Ann leads Pico; an old, retired, pastured horse, next to a weathered wooden bench where I could get high enough to climb onto Pico’s broad back. There was no saddle or bridle. With a bit of pulling and pushing I straddled his brown back.
“He’s broke to a hackamore,” Ann told me as she pushed the middle of a half-inch cotton rope into his mouth. “I’m saving up for one.”
Holding the scrap of rope in my left hand I prepared to give Pico the kick in the ribs that would send him off at an exhilarating walk. Before I was able to signal Pico and begin our walk Pico took off at a trot. I knew something was different. Pico never trotted without coaching. And then, before I could get seated properly, Pico moved into a gallop – I had never seen Pico gallop. Pico preceded to a dead run, front feet together rear feet together; we were flying through the still morning air. There was no up and down motion, no side to side motion it was just as if Pico had wings and could glide like Pegasus coming in for a landing. But we didn’t land; we went faster. And then I saw the fence. A narrow irrigation ditch ran along side a five-foot barbedwire fence sixty feet ahead. I thought, “Pico is a jumper.” My second thought was, “I don’t want to jump.” I pulled on the soft half-inch cotton rope running through Pico’s mouth. Pico paid me no notice; he had his focus on the fence remembering his glory days of competing for the blue ribbon. I thought if I couldn’t stop him maybe I could turn him and bracing my knees against his upper legs I pulled to the right with everything I had, trusting the rope with my future. Six feet from the fence Pico turned and headed for the untrimmed dead wood filled trees of the apricot orchard. I leaned back and pulled. Dry apricot limbs scraped my arms and slapped my face.

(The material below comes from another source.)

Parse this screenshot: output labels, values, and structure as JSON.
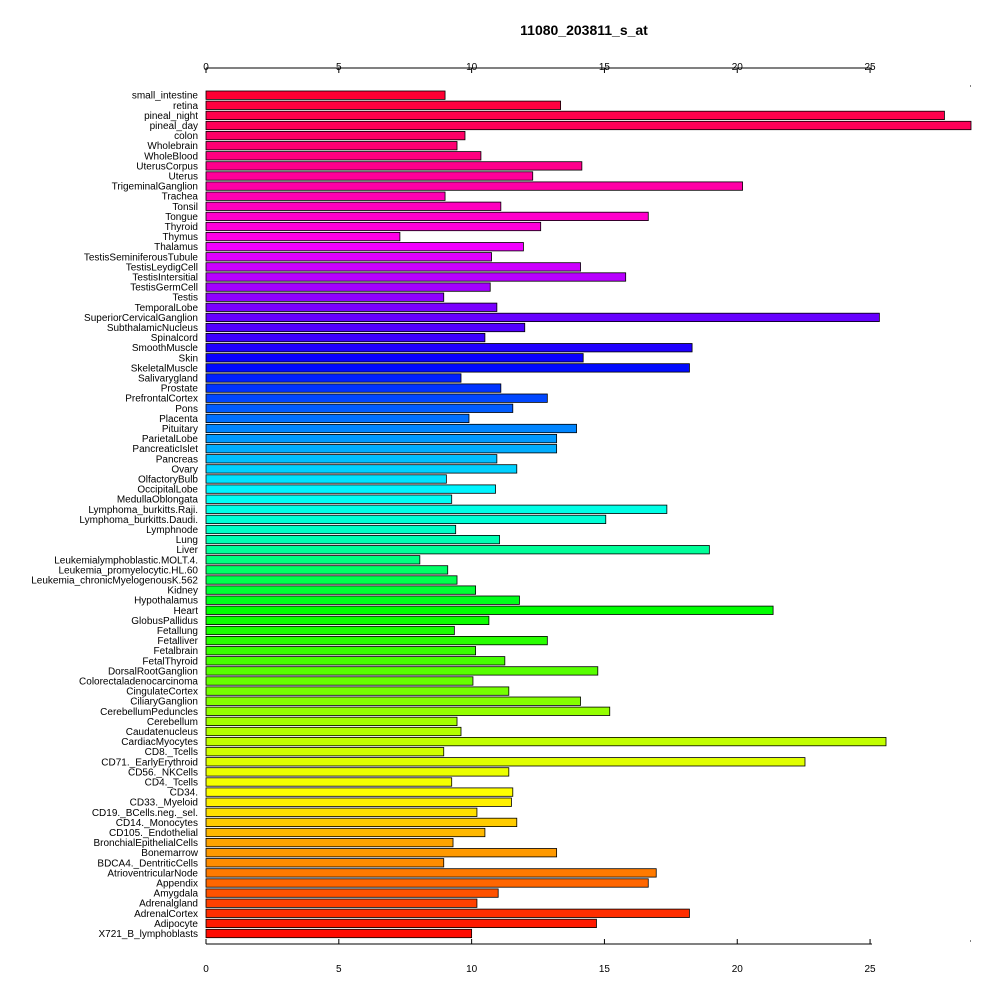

Sitting almost on Pico’s neck now I could feel our speed reduce as he changed gears and at last he achieved his familiar trot and then breathing heavy he walked. Pico walked slowly as the cotton rope in my hands guided him back to where Ann stood. Ann was amazed at Pico; she had never seen him run. I slid off his brown back and handed her the two ends of cotton rope. Ann was asking questions but I couldn’t understand. I walked across the field and headed for home.
Later that day I went shopping at our local tack shop. I wanted to know what a hackamore is and if it would be more effective when compared to a four-foot length of half-inch cotton rope.
Susie’s shift was about to end and she needed to get paid so she came and stood at the end of my table until I piled money onto the indecipherable check laying on the edge of the table.
“Keep the change?” I ask, I’ve never been good at tipping it offers too much control. I would prefer people be paid a proper, living wage and that price be included but that’s not the system we have.
“Thanks, Todd, you have a good afternoon,” and she disappeared into the back, behind the counter.
The coffee shop is empty of customers, only I remained and I no longer have proof of my contributions. I want to be one of those people who can sit on a bench and watch the tide come in but I have no patience and the tide is a hundred forty miles away. I missed the comfort of my booth before the glass door completely closed behind me but I can’t shake the nagging feeling that there is something I should be doing.